The weapon seemed far too big for her petite grasp.
    The trooper who had spoken took a cautious
step forward. His mouth displayed an improbable smile.
    “Stay back,” the young woman snapped. “And
that’s my only warning.” The finned muzzle never wavered.
    “Look miss.” It was the same trooper
speaking, this time making an appeal to reason. “You can’t get away
with this. Your garrison’s finished. We’re in control now. Our
troopers are everywhere. Don’t make things worse for yourself.”
    But if the young woman was listening, she
gave no sign.
    “Help him up!” she ordered, motioning the
Meredith in Lars’s direction, her voice hard like a knife-edge on
stone. “And don’t try anything foolish, I’m used to handling one of
these.”
    The two troopers hauled Lars roughly to his
feet. His will fought to stay upright. His legs wobbled like
jelly.
    “ Now leave him and go .” The pistol waved
them away.
    The troopers stepped back a pace each,
leaving Lars swaying like a sapling in a gale. But they did not
go.
    Lars gazed at his saviour. Her long auburn
hair was in a tangle, her gown a mess. But no matter her state, she
looked like an angel.
    “Miss.” The second trooper spoke now, his
tone low and wary. “You are the one being foolish. If we don’t take
you in, you could be shot on sight.”
    No spoken answer came from the angel.
Instead, the pistol bucked in her hands, and its hoarse bark filled
the air. The ground between the trooper’s feet dissolved in a hiss
of blinding light. He jumped back, his boots smoking from the
closeness of the blast.
    “Go!” Her command was barely above a whisper,
but both men heard and began to back away.
    The Meredith pistol growled again, its
light-bolts melting a red-hot path along the ground toward them. As
one, they turned and ran.
    Lars tried hard to stop himself from
laughing, but it was no use. The sight of the two stalwart troopers
in full flight was too much to ignore. The laughter caught him like
a whip’s sharp crack in his sides. He grimaced and tried to wrap
the pain in with his arms.
    “Are you all right?” The voice that spoke now
was warm and gentle.
    Lars looked up and found himself gazing into
the most beautiful pair of hazel eyes he had ever seen.
    The young woman brushed away the wisps of
hair from her face with one hand; the Meredith pistol dangled
casually from the other.
    “Are you all right?” she asked again with a
concerned smile.
    Lars forgot his hurts and revelled in the
warmth of her smile. Suddenly, it seemed he had always known her,
loved her perhaps, though she was a complete stranger.

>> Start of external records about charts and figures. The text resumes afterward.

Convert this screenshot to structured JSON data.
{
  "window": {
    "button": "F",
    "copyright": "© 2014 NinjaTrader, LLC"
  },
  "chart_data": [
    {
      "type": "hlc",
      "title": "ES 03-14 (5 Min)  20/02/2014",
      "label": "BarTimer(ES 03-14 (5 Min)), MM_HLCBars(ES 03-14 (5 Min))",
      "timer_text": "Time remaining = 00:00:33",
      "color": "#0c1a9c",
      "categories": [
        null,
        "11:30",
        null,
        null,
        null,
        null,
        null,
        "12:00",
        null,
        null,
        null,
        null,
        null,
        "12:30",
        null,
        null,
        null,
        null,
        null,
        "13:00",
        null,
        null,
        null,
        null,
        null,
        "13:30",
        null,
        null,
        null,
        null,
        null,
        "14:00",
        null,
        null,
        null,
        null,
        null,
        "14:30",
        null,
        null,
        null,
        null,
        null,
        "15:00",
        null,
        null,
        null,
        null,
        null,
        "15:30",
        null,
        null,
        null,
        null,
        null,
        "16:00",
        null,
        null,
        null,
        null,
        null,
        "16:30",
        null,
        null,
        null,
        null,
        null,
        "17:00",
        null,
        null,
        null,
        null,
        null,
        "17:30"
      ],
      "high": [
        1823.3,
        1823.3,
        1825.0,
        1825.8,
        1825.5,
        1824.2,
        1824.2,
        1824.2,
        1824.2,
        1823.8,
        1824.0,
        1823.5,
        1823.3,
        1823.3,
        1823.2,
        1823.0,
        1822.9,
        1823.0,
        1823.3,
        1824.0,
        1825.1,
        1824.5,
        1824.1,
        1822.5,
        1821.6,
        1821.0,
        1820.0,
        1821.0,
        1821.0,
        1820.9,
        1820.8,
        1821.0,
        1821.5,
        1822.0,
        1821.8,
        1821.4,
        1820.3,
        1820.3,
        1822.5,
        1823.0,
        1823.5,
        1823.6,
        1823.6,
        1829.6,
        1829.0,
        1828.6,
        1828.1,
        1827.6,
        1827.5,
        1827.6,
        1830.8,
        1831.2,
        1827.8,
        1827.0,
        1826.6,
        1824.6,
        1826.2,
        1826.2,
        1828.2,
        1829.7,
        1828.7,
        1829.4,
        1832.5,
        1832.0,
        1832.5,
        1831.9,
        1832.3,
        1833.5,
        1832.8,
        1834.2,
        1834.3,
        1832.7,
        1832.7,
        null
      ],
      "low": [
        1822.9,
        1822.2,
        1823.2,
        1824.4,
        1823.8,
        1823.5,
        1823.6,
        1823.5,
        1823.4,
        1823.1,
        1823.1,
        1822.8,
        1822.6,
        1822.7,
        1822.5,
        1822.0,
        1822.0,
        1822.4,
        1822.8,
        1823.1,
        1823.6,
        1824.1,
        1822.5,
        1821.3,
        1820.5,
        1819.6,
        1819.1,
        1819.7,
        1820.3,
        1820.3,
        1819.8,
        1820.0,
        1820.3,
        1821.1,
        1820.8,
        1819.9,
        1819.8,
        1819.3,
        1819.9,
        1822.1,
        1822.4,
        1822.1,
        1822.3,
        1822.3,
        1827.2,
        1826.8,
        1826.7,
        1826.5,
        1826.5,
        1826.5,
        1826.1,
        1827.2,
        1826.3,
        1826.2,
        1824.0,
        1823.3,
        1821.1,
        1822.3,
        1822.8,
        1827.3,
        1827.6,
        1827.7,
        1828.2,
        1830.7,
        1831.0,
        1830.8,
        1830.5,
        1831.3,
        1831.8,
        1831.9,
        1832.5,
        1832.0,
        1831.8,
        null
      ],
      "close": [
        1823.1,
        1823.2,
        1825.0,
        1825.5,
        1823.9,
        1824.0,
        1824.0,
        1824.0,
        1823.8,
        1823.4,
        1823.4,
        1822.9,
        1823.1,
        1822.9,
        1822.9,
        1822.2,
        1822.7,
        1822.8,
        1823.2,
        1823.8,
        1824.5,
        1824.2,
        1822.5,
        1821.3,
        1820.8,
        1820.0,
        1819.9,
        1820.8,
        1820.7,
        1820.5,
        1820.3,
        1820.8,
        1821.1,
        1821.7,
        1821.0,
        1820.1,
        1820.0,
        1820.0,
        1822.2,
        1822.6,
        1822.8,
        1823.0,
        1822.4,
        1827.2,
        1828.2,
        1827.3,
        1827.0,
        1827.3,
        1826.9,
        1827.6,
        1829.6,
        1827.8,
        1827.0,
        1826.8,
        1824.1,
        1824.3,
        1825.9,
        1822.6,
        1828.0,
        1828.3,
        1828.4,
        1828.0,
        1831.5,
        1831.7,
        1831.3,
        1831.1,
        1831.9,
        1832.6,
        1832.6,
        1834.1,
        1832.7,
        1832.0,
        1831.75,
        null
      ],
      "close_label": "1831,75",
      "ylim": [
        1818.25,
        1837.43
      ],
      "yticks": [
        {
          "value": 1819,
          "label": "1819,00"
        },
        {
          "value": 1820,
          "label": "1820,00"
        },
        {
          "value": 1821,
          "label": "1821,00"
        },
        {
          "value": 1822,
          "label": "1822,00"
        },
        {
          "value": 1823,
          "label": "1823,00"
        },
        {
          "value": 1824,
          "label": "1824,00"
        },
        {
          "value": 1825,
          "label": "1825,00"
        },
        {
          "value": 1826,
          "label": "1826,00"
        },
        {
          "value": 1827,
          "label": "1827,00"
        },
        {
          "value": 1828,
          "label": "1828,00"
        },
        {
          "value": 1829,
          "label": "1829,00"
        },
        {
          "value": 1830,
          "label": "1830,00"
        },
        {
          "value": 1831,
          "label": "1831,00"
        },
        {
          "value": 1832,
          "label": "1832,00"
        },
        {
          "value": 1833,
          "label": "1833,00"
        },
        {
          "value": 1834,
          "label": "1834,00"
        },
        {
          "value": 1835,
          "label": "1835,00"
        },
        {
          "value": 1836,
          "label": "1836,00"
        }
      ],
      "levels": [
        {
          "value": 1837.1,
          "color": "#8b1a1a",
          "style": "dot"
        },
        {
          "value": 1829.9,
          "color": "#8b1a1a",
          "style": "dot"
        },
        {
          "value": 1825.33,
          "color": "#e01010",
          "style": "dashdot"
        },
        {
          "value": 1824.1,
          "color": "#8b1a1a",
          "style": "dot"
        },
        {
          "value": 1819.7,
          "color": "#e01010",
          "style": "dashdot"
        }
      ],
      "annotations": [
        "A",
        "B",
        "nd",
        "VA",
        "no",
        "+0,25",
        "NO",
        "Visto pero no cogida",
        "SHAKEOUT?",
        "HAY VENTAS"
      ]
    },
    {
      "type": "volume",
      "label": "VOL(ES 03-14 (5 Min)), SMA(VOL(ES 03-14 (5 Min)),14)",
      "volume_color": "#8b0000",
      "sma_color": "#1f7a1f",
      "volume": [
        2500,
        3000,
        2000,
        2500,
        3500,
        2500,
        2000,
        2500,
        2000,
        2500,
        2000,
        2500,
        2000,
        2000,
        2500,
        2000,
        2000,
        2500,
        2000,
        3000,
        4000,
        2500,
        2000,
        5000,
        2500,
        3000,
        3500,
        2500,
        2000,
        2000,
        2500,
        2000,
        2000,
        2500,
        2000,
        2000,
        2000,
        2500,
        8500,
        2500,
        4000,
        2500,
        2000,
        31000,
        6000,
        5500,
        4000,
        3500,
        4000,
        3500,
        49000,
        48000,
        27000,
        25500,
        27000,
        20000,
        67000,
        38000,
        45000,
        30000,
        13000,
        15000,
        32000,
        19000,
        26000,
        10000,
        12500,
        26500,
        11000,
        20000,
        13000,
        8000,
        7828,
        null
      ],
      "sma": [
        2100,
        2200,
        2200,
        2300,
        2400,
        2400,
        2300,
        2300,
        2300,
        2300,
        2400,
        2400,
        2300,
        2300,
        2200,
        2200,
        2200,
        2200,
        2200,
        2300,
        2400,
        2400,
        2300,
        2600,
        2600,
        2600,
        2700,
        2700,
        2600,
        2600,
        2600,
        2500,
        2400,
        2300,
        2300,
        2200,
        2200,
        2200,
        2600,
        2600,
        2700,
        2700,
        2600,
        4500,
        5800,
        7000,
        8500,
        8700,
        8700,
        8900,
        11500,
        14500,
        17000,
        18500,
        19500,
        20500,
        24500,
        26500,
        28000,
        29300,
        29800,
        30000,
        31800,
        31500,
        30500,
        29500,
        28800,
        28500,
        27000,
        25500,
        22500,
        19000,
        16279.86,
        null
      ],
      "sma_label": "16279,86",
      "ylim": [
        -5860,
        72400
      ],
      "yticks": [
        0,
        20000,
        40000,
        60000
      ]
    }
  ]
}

He could not
explain the feeling, save that it came from somewhere deep inside
him.
    “ Yeah, I’ll live – I think,” he replied.
“Thanks for what you did.” He grinned ruefully. “Great hero I
turned out to be. I guess you rescued me in the end. Not the other
way round.”
    The hazel eyes regarded him
sympathetically. “I could not have got free without you,” she said.